DEAN
CARL C.
ENGBERG
Dean of Men
OR
over a third of a century I have as a student or
teacher in the University, watched its remarkable
progress and growth materially, intellectually,
morally. In the early days, the University was
extremely poor, but under the leadership of a few
great men, it was making the most of its meager
resources, and was laying a firm foundation for
substantial and unlimited future growth. Lack of
equipment and shortage of teachers often made it
almost impossible to secure good work because of the
impossibility of reaching the less capable or the
unwilling. Conditions are still far from ideal, but
they are surely improving with every passing year.

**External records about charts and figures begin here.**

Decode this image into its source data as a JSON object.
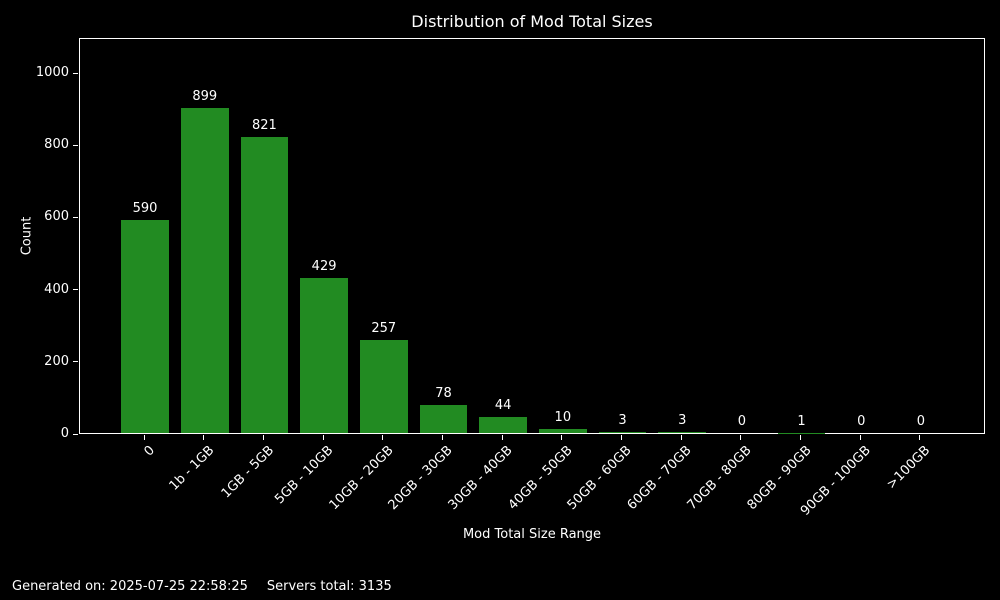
{
  "figure": {
    "background": "#000000",
    "text_color": "#ffffff",
    "footer": {
      "generated": "Generated on: 2025-07-25 22:58:25",
      "servers_total": "Servers total: 3135"
    }
  },
  "chart_data": {
    "type": "bar",
    "title": "Distribution of Mod Total Sizes",
    "xlabel": "Mod Total Size Range",
    "ylabel": "Count",
    "categories": [
      "0",
      "1b - 1GB",
      "1GB - 5GB",
      "5GB - 10GB",
      "10GB - 20GB",
      "20GB - 30GB",
      "30GB - 40GB",
      "40GB - 50GB",
      "50GB - 60GB",
      "60GB - 70GB",
      "70GB - 80GB",
      "80GB - 90GB",
      "90GB - 100GB",
      ">100GB"
    ],
    "values": [
      590,
      899,
      821,
      429,
      257,
      78,
      44,
      10,
      3,
      3,
      0,
      1,
      0,
      0
    ],
    "bar_color": "#228B22",
    "ylim": [
      0,
      1097
    ],
    "yticks": [
      0,
      200,
      400,
      600,
      800,
      1000
    ],
    "grid": false,
    "legend": false,
    "value_labels_shown": true,
    "x_tick_rotation_deg": 45
  }
}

Though the growth in the past has been great, it
should be far greater in the near future, and we will
before long have an equipment and a teaching staff
adequate to all our needs. Beautiful buildings and
elaborate equipment, however, do not make a great
university, but they make good work possible. Many
teachers do not make up for quality of teaching, but
they make it possible to give the personal instruction
and inspiration to the individual which has in the
past been too often denied him.
Equipment and teachers, though,
however great they may be, are powerless unless they
have the cooperation of an earnest, intelligent and
energetic student body. Scholarship is now honored as
never before. It is coming to be recognized as a
requirement without which there is no entry to
athletics, to fraternities, to student activities, in
short, to all the avenues of activity that loom so
large and attractive before the eyes and imagination
of the young men and women of today. The strong
student who a few years ago was sneered at, is now
coming into his own; the society drone, who once was
considered so desirable, is now being rapidly
eliminated; and there is being developed an atmosphere
of such spiritual and moral power as to make the
University the greatest single force for good in the
State. Fortunate indeed are they who are privileged to
have a part in this epoch-making progress.